So now I work solely with digital tools out of necessity. The vision of what I want to make has always stayed the same, it's just how I get there now that is different. I still have to decide what tone, color, and brushstrokes go where, only now I can do so without dealing with the materials, and chemicals making me sick when I am not feeling well. Which means I can keep working no matter what.
I don't know if this process will ever be respected the way traditional art is, and perhaps it shouldn't but I needed a way to get through my ordeal and this did that for me, and it continues to let me create my vision of the world. I will always try to do both, but I find that I enjoy my digital process much more, and the results are just as good as my physical art in many ways. You can decide for yourself, the header image in this post is a close-up of one of my digital works which simulates an oil on-wood panel painting.

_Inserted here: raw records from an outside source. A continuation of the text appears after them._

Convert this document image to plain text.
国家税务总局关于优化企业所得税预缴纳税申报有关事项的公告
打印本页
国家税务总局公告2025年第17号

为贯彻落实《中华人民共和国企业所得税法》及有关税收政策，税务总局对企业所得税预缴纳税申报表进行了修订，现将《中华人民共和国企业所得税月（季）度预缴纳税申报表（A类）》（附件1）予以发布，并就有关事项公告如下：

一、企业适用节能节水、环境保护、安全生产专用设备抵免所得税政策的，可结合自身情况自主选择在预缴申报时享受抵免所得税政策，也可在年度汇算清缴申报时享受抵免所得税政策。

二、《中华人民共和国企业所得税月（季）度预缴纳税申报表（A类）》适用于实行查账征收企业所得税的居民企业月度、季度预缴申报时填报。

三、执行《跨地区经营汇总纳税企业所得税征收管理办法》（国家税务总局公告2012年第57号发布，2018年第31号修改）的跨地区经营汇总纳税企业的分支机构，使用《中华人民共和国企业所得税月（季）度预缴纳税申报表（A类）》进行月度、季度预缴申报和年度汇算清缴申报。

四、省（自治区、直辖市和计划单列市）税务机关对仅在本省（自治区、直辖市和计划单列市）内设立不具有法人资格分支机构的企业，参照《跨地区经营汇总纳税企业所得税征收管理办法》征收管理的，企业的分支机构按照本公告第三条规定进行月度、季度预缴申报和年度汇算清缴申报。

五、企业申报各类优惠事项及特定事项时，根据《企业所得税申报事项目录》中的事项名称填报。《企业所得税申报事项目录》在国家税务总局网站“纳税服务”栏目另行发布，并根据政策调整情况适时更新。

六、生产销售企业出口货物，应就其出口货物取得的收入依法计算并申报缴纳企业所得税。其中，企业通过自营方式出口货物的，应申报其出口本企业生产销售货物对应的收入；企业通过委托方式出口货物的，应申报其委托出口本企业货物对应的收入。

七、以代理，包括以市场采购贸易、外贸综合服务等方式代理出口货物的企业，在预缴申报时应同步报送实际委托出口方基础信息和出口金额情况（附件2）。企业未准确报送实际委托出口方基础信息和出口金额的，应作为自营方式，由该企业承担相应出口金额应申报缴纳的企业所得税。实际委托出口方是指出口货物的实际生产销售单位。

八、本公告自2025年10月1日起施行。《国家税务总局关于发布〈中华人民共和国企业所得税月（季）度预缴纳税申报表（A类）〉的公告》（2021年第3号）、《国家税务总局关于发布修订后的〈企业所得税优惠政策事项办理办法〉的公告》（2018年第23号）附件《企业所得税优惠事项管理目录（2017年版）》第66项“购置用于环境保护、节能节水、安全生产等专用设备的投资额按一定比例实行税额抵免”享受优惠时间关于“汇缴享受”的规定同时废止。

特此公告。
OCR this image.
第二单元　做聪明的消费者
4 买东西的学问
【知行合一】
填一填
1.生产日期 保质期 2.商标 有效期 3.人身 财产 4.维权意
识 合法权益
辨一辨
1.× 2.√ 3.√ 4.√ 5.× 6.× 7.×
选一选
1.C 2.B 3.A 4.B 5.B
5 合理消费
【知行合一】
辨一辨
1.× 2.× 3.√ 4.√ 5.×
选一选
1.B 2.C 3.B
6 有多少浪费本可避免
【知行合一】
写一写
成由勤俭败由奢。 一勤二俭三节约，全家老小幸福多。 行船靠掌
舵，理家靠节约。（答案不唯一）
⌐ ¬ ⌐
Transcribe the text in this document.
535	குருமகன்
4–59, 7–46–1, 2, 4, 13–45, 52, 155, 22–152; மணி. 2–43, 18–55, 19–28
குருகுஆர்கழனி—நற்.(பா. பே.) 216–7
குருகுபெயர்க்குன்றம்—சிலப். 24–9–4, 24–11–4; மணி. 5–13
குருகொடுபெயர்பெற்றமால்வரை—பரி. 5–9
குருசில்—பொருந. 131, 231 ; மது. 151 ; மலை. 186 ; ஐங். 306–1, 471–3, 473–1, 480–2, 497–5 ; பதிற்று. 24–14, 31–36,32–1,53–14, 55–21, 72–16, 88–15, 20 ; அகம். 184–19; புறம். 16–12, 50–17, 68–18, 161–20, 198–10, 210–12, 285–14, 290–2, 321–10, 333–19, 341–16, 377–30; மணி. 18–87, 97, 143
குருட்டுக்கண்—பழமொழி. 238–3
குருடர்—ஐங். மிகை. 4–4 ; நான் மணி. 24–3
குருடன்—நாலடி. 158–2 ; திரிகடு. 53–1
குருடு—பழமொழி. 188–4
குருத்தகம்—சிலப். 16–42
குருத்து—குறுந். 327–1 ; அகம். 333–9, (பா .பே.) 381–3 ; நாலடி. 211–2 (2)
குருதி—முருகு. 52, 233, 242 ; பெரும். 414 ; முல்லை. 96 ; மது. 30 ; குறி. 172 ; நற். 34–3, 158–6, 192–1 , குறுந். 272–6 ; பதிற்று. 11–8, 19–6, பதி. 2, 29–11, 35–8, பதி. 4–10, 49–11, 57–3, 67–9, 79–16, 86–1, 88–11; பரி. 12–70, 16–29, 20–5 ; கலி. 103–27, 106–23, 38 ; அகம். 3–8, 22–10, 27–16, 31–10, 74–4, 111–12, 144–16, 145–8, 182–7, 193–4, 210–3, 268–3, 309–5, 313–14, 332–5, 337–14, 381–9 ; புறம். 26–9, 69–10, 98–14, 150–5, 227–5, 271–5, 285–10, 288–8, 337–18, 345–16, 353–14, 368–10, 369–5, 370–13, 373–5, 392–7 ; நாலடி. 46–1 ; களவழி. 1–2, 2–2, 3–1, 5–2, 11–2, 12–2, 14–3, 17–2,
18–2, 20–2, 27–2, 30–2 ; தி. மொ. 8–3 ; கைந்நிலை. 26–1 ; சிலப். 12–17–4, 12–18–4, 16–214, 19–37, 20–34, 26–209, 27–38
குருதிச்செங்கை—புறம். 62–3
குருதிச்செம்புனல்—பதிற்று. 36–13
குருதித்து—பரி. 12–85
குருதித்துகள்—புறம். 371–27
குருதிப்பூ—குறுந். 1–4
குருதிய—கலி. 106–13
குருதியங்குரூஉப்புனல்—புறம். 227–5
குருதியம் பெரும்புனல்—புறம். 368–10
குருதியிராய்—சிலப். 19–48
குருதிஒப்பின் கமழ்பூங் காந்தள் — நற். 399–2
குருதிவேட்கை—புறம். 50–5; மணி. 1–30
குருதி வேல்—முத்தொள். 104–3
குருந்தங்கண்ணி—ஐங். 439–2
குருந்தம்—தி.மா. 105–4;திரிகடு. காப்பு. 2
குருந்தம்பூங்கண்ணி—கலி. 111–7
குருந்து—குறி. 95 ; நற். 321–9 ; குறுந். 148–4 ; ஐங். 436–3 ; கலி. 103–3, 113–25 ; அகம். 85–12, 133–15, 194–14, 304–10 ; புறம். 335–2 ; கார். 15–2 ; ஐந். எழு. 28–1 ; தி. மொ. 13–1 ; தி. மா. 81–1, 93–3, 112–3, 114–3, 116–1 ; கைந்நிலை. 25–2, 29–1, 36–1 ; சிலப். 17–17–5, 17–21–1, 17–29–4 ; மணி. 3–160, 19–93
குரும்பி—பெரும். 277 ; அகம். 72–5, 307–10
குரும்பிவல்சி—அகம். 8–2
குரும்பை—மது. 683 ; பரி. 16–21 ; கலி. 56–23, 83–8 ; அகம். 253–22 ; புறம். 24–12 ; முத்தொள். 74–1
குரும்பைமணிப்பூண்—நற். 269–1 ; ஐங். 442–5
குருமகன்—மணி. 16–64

I am still creating on a daily basis, I do not paint that much, but I have moved more into the creative/art direction field because of the vast amount of knowledge and experience I’ve gathered over the years I think this a good third chapter for me given my health and abilities at this point. Any work that I do now, I consider graphic design and consider myself more of a designer or art, then an actual artist. AI plays a very big role in my life now. I felt obligated as someone with immense backgrounds in both art and technology to be at the forefront of it’s design to help steer it in the right direction as a tool for creatives, and not a replacement and I happy with the major players in the field agreed with me. The tools are yet to outperform experts in their fields, while they are very good at basic work they can’t outperform a real person with a real understanding of the human condition. In that sense I am not sure it will ever quite compare, but as a tool it is amazing. I look forward to working with AI more and helping others develop their skills with this incredible tool.